Contrat en déshérence : ce qu’il faut savoir

Un contrat d’assurance-vie est dit en déshérence lorsque, quelle qu’en soit la raison, le versement du capital décès n’est pas versé aux bénéficiaires. Si cette situation n’est pas si rare qu’on pourrait le penser, de nombreux garde-fous, y compris règlementaires, existent pour l’éviter.

Contrat en déshérence : ce qu’il faut savoir

Déshérence et contrat en déshérence : une définition

Le mot déshérence peut s'appliquer si aucun héritier n’est désigné  ou si les héritiers désignés n'ont pas accepté la succession.

Un contrat en déshérence fait référence à un contrat d’assurance-vie dont le capital accumulé, après le décès de l’assuré, n’a été réclamé par aucun bénéficiaire.
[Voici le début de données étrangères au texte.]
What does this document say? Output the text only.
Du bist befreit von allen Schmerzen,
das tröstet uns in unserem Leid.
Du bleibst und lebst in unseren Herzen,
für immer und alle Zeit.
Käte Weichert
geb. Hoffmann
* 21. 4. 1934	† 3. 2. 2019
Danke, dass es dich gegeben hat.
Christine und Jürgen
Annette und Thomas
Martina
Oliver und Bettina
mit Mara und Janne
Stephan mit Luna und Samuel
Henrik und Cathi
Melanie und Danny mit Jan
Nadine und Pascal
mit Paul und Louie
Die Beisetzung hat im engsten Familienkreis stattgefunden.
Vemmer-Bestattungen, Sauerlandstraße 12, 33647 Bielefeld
Dans ce cas, les montants non-affectés et non-réclamés dans un délai maximum de 30 ans sont reversés à l’État, au fonds de réserve des retraites.
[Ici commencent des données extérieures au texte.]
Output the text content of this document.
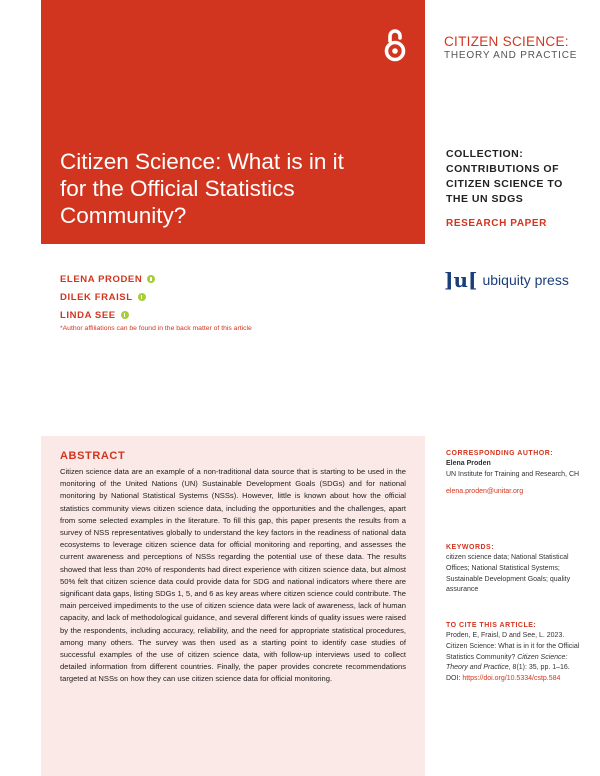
Citizen Science: What is in it for the Official Statistics Community?
CITIZEN SCIENCE:
THEORY AND PRACTICE
COLLECTION: CONTRIBUTIONS OF CITIZEN SCIENCE TO THE UN SDGS
RESEARCH PAPER
]u[ ubiquity press
ELENA PRODEN
DILEK FRAISL
LINDA SEE
*Author affiliations can be found in the back matter of this article
ABSTRACT

Citizen science data are an example of a non-traditional data source that is starting to be used in the monitoring of the United Nations (UN) Sustainable Development Goals (SDGs) and for national monitoring by National Statistical Systems (NSSs). However, little is known about how the official statistics community views citizen science data, including the opportunities and the challenges, apart from some selected examples in the literature. To fill this gap, this paper presents the results from a survey of NSS representatives globally to understand the key factors in the readiness of national data ecosystems to leverage citizen science data for official monitoring and reporting, and assesses the current awareness and perceptions of NSSs regarding the potential use of these data. The results showed that less than 20% of respondents had direct experience with citizen science data, but almost 50% felt that citizen science data could provide data for SDG and national indicators where there are significant data gaps, listing SDGs 1, 5, and 6 as key areas where citizen science could contribute. The main perceived impediments to the use of citizen science data were lack of awareness, lack of human capacity, and lack of methodological guidance, and several different kinds of quality issues were raised by the respondents, including accuracy, reliability, and the need for appropriate statistical procedures, among many others. The survey was then used as a starting point to identify case studies of successful examples of the use of citizen science data, with follow-up interviews used to collect detailed information from different countries. Finally, the paper provides concrete recommendations targeted at NSSs on how they can use citizen science data for official monitoring.

CORRESPONDING AUTHOR:
Elena Proden
UN Institute for Training and Research, CH
elena.proden@unitar.org
KEYWORDS:
citizen science data; National Statistical Offices; National Statistical Systems; Sustainable Development Goals; quality assurance
TO CITE THIS ARTICLE:
Proden, E, Fraisl, D and See, L. 2023. Citizen Science: What is in it for the Official Statistics Community? Citizen Science: Theory and Practice, 8(1): 35, pp. 1–16. DOI: https://doi.org/10.5334/cstp.584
BON À SAVOIR :  Savoir si on est le bénéficiaire d’un contrat

Il est possible de savoir si l’on est bénéficiaire d’un contrat d’assurance-vie : il suffit pour ce faire d’envoyer un courrier, acte de décès l’appui, à l’AGIRA, l’Association pour la Gestion des Informations sur le Risque en Assurance, avec une mention "Recherche des bénéficiaires en cas de décès".

 

Contrats en déshérence : quand cela arrive-t-il et quelles sont les conséquences ?
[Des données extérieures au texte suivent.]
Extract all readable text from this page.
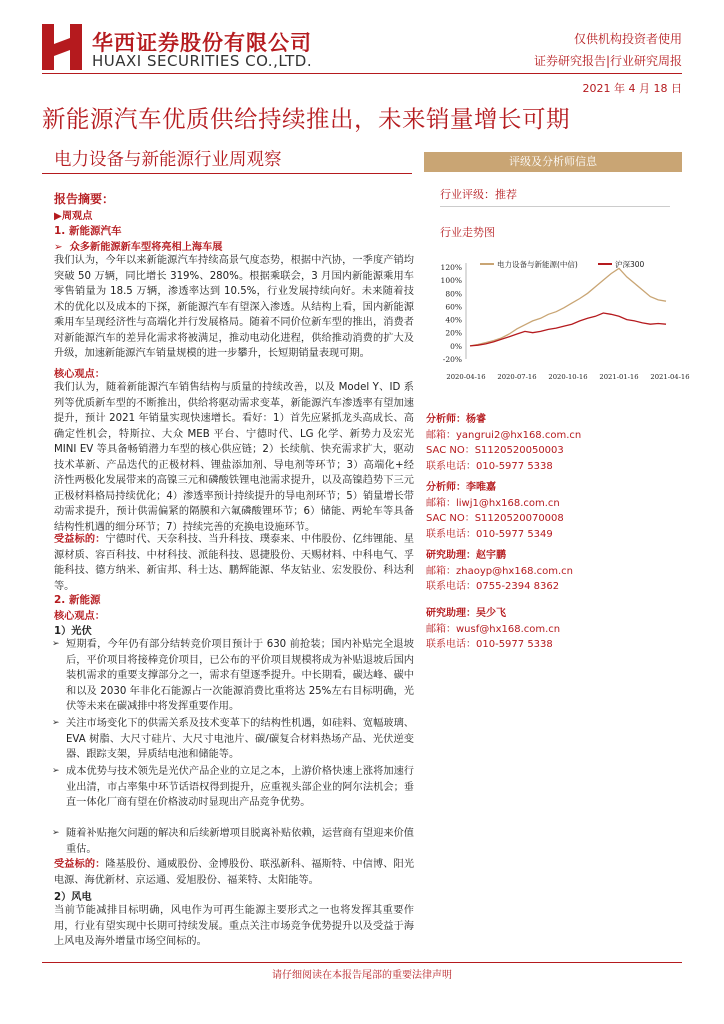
华西证券股份有限公司
HUAXI SECURITIES CO.,LTD.
仅供机构投资者使用
证券研究报告|行业研究周报
2021 年 4 月 18 日
新能源汽车优质供给持续推出，未来销量增长可期
电力设备与新能源行业周观察	评级及分析师信息
行业评级：推荐
行业走势图
电力设备与新能源(中信)	沪深300
120%
100%
80%
60%
40%
20%
0%
-20%
2020-04-16 2020-07-16 2020-10-16 2021-01-16 2021-04-16
分析师：杨睿
邮箱：yangrui2@hx168.com.cn
SAC NO：S1120520050003
联系电话：010-5977 5338
分析师：李唯嘉
邮箱：liwj1@hx168.com.cn
SAC NO：S1120520070008
联系电话：010-5977 5349
研究助理：赵宇鹏
邮箱：zhaoyp@hx168.com.cn
联系电话：0755-2394 8362
研究助理：吴少飞
邮箱：wusf@hx168.com.cn
联系电话：010-5977 5338
报告摘要：
▶周观点
1. 新能源汽车
➢  众多新能源新车型将亮相上海车展
我们认为，今年以来新能源汽车持续高景气度态势，根据中汽协，一季度产销均突破 50 万辆，同比增长 319%、280%。根据乘联会，3 月国内新能源乘用车零售销量为 18.5 万辆，渗透率达到 10.5%，行业发展持续向好。未来随着技术的优化以及成本的下探，新能源汽车有望深入渗透。从结构上看，国内新能源乘用车呈现经济性与高端化并行发展格局。随着不同价位新车型的推出，消费者对新能源汽车的差异化需求将被满足，推动电动化进程，供给推动消费的扩大及升级，加速新能源汽车销量规模的进一步攀升，长短期销量表现可期。
核心观点：
我们认为，随着新能源汽车销售结构与质量的持续改善，以及 Model Y、ID 系列等优质新车型的不断推出，供给将驱动需求变革，新能源汽车渗透率有望加速提升，预计 2021 年销量实现快速增长。看好：1）首先应紧抓龙头高成长、高确定性机会，特斯拉、大众 MEB 平台、宁德时代、LG 化学、新势力及宏光 MINI EV 等具备畅销潜力车型的核心供应链；2）长续航、快充需求扩大，驱动技术革新、产品迭代的正极材料、锂盐添加剂、导电剂等环节；3）高端化+经济性两极化发展带来的高镍三元和磷酸铁锂电池需求提升，以及高镍趋势下三元正极材料格局持续优化；4）渗透率预计持续提升的导电剂环节；5）销量增长带动需求提升，预计供需偏紧的隔膜和六氟磷酸锂环节；6）储能、两轮车等具备结构性机遇的细分环节；7）持续完善的充换电设施环节。
受益标的：宁德时代、天奈科技、当升科技、璞泰来、中伟股份、亿纬锂能、星源材质、容百科技、中材科技、派能科技、恩捷股份、天赐材料、中科电气、孚能科技、德方纳米、新宙邦、科士达、鹏辉能源、华友钴业、宏发股份、科达利等。
2. 新能源
核心观点：
1）光伏
➢ 短期看，今年仍有部分结转竞价项目预计于 630 前抢装；国内补贴完全退坡后，平价项目将接棒竞价项目，已公布的平价项目规模将成为补贴退坡后国内装机需求的重要支撑部分之一，需求有望逐季提升。中长期看，碳达峰、碳中和以及 2030 年非化石能源占一次能源消费比重将达 25%左右目标明确，光伏等未来在碳减排中将发挥重要作用。
➢ 关注市场变化下的供需关系及技术变革下的结构性机遇，如硅料、宽幅玻璃、EVA 树脂、大尺寸硅片、大尺寸电池片、碳/碳复合材料热场产品、光伏逆变器、跟踪支架，异质结电池和储能等。
➢ 成本优势与技术领先是光伏产品企业的立足之本，上游价格快速上涨将加速行业出清，市占率集中环节话语权得到提升，应重视头部企业的阿尔法机会；垂直一体化厂商有望在价格波动时显现出产品竞争优势。
➢ 随着补贴拖欠问题的解决和后续新增项目脱离补贴依赖，运营商有望迎来价值重估。
受益标的：隆基股份、通威股份、金博股份、联泓新科、福斯特、中信博、阳光电源、海优新材、京运通、爱旭股份、福莱特、太阳能等。
2）风电
当前节能减排目标明确，风电作为可再生能源主要形式之一也将发挥其重要作用，行业有望实现中长期可持续发展。重点关注市场竞争优势提升以及受益于海上风电及海外增量市场空间标的。
请仔细阅读在本报告尾部的重要法律声明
La principale cause de déshérence d'un contrat d'assurance est l'absence d'information de l'organisme assureur du décès.

D’autres cas existent : lorsque le bénéficiaire n’est pas capable de fournir les documents qui lui sont demandés par l’assureur, lorsque certaines clauses ou coordonnées manquent dans le contrat d’assurance-vie ou encore lorsque l’assureur ne parvient pas à retrouver les bénéficiaires désignés.

Dans tous les cas, l’assureur a tout de même des devoirs, d’ailleurs musclés par de nouvelles règlementations (voir encadré) : légalement, il est tenu de rechercher les bénéficiaires du contrat et de verser les capitaux et ce sans que le bénéficiaire en fasse la demande. Le délai de versement des capitaux est d’un mois après que le bénéficiaire a fourni les pièces nécessaires.

BON À SAVOIR :  La règlementation récente rend moins fréquents les contrats en déshérence

Depuis le 1er janvier 2017, il est désormais possible, pour le bénéficiaire d’une assurance-vie dont l’assuré serait décédé il y a plus de 10 ans, d’effectuer cette demande. Depuis la loi de 2014 dite loi Eckert, enfin, les compagnies d’assurance ont, en la matière, davantage d’obligations : elles sont notamment tenues de vérifier chaque année le décès d’assurés et, dans les 15 jours suivant le moment où elles prennent connaissance d’un contrat en déshérence, elles doivent rechercher et prendre contact avec d’éventuels bénéficiaires.